Восточник переворачивает его на бок, потом на другой, брызгая все больше, громко смеясь. И каким-то образом он понимает, что этот танцор очень часто будет делать ему невыносимо больно, но каждый раз станет вот так же смеяться, и это научит его тоже смеяться над болью… Или над жизнью, к которой его вызвали, в которую он так внезапно пришел… Для которой он вдруг проснулся.
Наконец восточник отставляет пустой кувшин в сторону. Снова накинув шкуру, относит бессильное тело в холодную пещеру и засыпает ворохом листьев, которые тут же начинают тихонько тлеть.
Время льется бесшумно. Когда танцор появляется вновь, листья лишь слегка курятся. Незнакомое тело явно радо присутствию другого человека. Хотя душа еще никак не реагирует… Определенно ей требуется больше времени, чем телу.
Танцор прикасается ладонью к его щеке и снова улыбается, на этот раз иначе — не так, как когда делал больно. А может быть, им было больно обоим… Только он замирает от холода, а у восточника кожа твердеет от жара. Их глаза встречаются, и восточник спрашивает:
— Ты можешь говорить?
Этот язык он знает. По крайней мере понимает слова, их смысл. И улавливает их вкус, который радует душу, оживляет ее, рождает желание услышать что-то еще, помимо этих слов.
— Ты забыл дасский? — снова спрашивает танцор. — Ты не понимаешь меня?
Собравшись с силами, он разжимает губы:
— Кто я?
Слова даются нелегко. К тому же голос его звучит не громче комариного зуденья, а губы и язык остаются неподвижными, как тот камень, на котором он лежал, согреваемый четырьмя гигантскими кострами. К тому же это слова языка Фо, такого древнего, что он сам удивляется их звучанию.
— Знаешь, — танцор доверительно наклоняется, — это язык заклинаний! А здесь пользуются дасским. Или дериб.
— Кто я? — он пытается говорить на дериб.

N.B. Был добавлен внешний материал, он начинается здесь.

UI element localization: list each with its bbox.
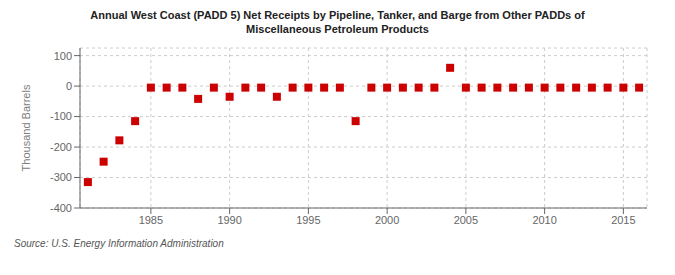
html-text:Source: U.S. Energy Informatio: Source: U.S. Energy Information Administ…	[14, 238, 224, 249]
svg-text:2015: 2015	[611, 214, 635, 226]
svg-text:0: 0	[66, 80, 72, 92]
svg-text:2005: 2005	[454, 214, 478, 226]
html-text:Miscellaneous Petroleum Produc: Miscellaneous Petroleum Products	[246, 23, 429, 35]
svg-text:100: 100	[54, 50, 72, 62]
svg-text:2000: 2000	[375, 214, 399, 226]
svg-text:-300: -300	[50, 171, 72, 183]
html-text:Annual West Coast (PADD 5) Net: Annual West Coast (PADD 5) Net Receipts …	[90, 9, 585, 21]
svg-text:-100: -100	[50, 110, 72, 122]
svg-text:1995: 1995	[296, 214, 320, 226]
svg-text:1985: 1985	[139, 214, 163, 226]
svg-text:2010: 2010	[532, 214, 556, 226]
svg-text:1990: 1990	[217, 214, 241, 226]
svg-text:Thousand Barrels: Thousand Barrels	[20, 84, 32, 171]
svg-text:-400: -400	[50, 202, 72, 214]
svg-text:-200: -200	[50, 141, 72, 153]
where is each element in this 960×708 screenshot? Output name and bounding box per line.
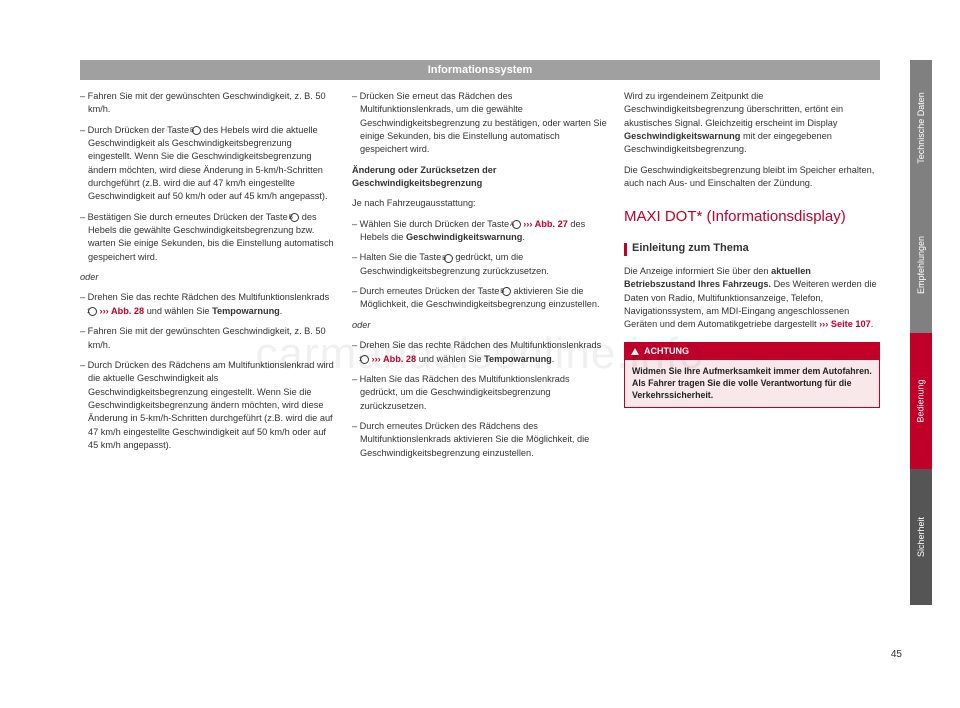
body-text: – Drehen Sie das rechte Rädchen des Mult… bbox=[80, 291, 336, 318]
figure-link: ››› Abb. 28 bbox=[97, 306, 144, 316]
text-run: . bbox=[280, 306, 283, 316]
body-text: – Durch Drücken des Rädchens am Multifun… bbox=[80, 359, 336, 452]
tab-label: Technische Daten bbox=[916, 92, 926, 164]
tab-operation: Bedienung bbox=[910, 333, 932, 469]
text-run: und wählen Sie bbox=[144, 306, 212, 316]
body-text: – Bestätigen Sie durch erneutes Drücken … bbox=[80, 211, 336, 264]
figure-link: ››› Abb. 27 bbox=[523, 219, 568, 229]
side-tab-strip: Technische Daten Empfehlungen Bedienung … bbox=[910, 60, 932, 660]
body-text: – Halten Sie die Taste B gedrückt, um di… bbox=[352, 251, 608, 278]
text-run: Wird zu irgendeinem Zeitpunkt die Geschw… bbox=[624, 91, 843, 128]
text-run: . bbox=[552, 354, 555, 364]
body-text: Die Geschwindigkeitsbegrenzung bleibt im… bbox=[624, 164, 880, 191]
body-text: – Drücken Sie erneut das Rädchen des Mul… bbox=[352, 90, 608, 157]
heading-text: Einleitung zum Thema bbox=[632, 241, 749, 257]
text-run: – Halten Sie die Taste bbox=[352, 252, 444, 262]
text-run: – Durch Drücken der Taste bbox=[80, 125, 192, 135]
text-columns: – Fahren Sie mit der gewünschten Geschwi… bbox=[80, 90, 880, 467]
body-text: Je nach Fahrzeugausstattung: bbox=[352, 197, 608, 210]
page-number: 45 bbox=[891, 649, 902, 660]
tab-technical-data: Technische Daten bbox=[910, 60, 932, 196]
tab-spacer bbox=[910, 605, 932, 660]
tab-label: Bedienung bbox=[916, 379, 926, 422]
tab-label: Empfehlungen bbox=[916, 236, 926, 294]
text-run: – Bestätigen Sie durch erneutes Drücken … bbox=[80, 212, 290, 222]
body-text: – Durch erneutes Drücken der Taste B akt… bbox=[352, 285, 608, 312]
section-header: Informationssystem bbox=[80, 60, 880, 80]
warning-header: ACHTUNG bbox=[625, 343, 879, 360]
button-ref-icon: B bbox=[290, 213, 299, 222]
column-1: – Fahren Sie mit der gewünschten Geschwi… bbox=[80, 90, 336, 467]
sub-heading: Änderung oder Zurücksetzen der Geschwind… bbox=[352, 164, 608, 191]
warning-body: Widmen Sie Ihre Aufmerksamkeit immer dem… bbox=[625, 360, 879, 407]
text-run: . bbox=[522, 232, 525, 242]
button-ref-icon: B bbox=[444, 254, 453, 263]
chapter-heading: MAXI DOT* (Informationsdisplay) bbox=[624, 208, 880, 227]
button-ref-icon: B bbox=[192, 126, 201, 135]
button-ref-icon: A bbox=[512, 220, 521, 229]
page-link: ››› Seite 107 bbox=[819, 319, 871, 329]
body-text: – Fahren Sie mit der gewünschten Geschwi… bbox=[80, 90, 336, 117]
column-3: Wird zu irgendeinem Zeitpunkt die Geschw… bbox=[624, 90, 880, 467]
body-text: – Durch erneutes Drücken des Rädchens de… bbox=[352, 420, 608, 460]
body-text: Wird zu irgendeinem Zeitpunkt die Geschw… bbox=[624, 90, 880, 157]
text-bold: Tempowarnung bbox=[484, 354, 552, 364]
tab-label: Sicherheit bbox=[916, 517, 926, 557]
button-ref-icon: B bbox=[502, 287, 511, 296]
text-run: des Hebels wird die aktuelle Geschwindig… bbox=[88, 125, 328, 202]
body-text: – Halten Sie das Rädchen des Multifunkti… bbox=[352, 373, 608, 413]
text-run: . bbox=[871, 319, 874, 329]
body-text: – Wählen Sie durch Drücken der Taste A ›… bbox=[352, 218, 608, 245]
text-bold: Tempowarnung bbox=[212, 306, 280, 316]
warning-triangle-icon bbox=[631, 348, 639, 355]
body-text: – Drehen Sie das rechte Rädchen des Mult… bbox=[352, 339, 608, 366]
figure-link: ››› Abb. 28 bbox=[369, 354, 416, 364]
body-text: – Durch Drücken der Taste B des Hebels w… bbox=[80, 124, 336, 204]
warning-box: ACHTUNG Widmen Sie Ihre Aufmerksamkeit i… bbox=[624, 342, 880, 408]
warning-title: ACHTUNG bbox=[644, 345, 689, 358]
column-2: – Drücken Sie erneut das Rädchen des Mul… bbox=[352, 90, 608, 467]
tab-safety: Sicherheit bbox=[910, 469, 932, 605]
text-bold: Geschwindigkeitswarnung bbox=[624, 131, 740, 141]
body-text: oder bbox=[80, 271, 336, 284]
button-ref-icon: 1 bbox=[360, 355, 369, 364]
text-run: – Wählen Sie durch Drücken der Taste bbox=[352, 219, 512, 229]
body-text: – Fahren Sie mit der gewünschten Geschwi… bbox=[80, 325, 336, 352]
heading-bar-icon bbox=[624, 243, 627, 256]
text-bold: Geschwindigkeitswarnung bbox=[406, 232, 522, 242]
body-text: Die Anzeige informiert Sie über den aktu… bbox=[624, 265, 880, 332]
text-run: und wählen Sie bbox=[416, 354, 484, 364]
button-ref-icon: 1 bbox=[88, 307, 97, 316]
topic-heading: Einleitung zum Thema bbox=[624, 241, 880, 257]
tab-recommendations: Empfehlungen bbox=[910, 196, 932, 332]
body-text: oder bbox=[352, 319, 608, 332]
text-run: Die Anzeige informiert Sie über den bbox=[624, 266, 771, 276]
text-run: – Drehen Sie das rechte Rädchen des Mult… bbox=[352, 340, 601, 350]
text-run: – Drehen Sie das rechte Rädchen des Mult… bbox=[80, 292, 329, 302]
page-content: Informationssystem – Fahren Sie mit der … bbox=[80, 60, 880, 660]
text-run: – Durch erneutes Drücken der Taste bbox=[352, 286, 502, 296]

— Молодец, — хвалит танцор. — Ты — мой ученик. А я твой Учитель.
— Почему я ничего не помню? Учитель некоторое время молчит.
— Тебе придется поверить мне, хотя то, что я скажу, мальчик, не будет всей правдой. — Видно, что он не умеет лгать. — Будем считать, что я опробовал очень редкий способ обучения — хотел вызвать память предков… И ошибся. Сейчас не важно, в чем именно, важно другое — ты умер.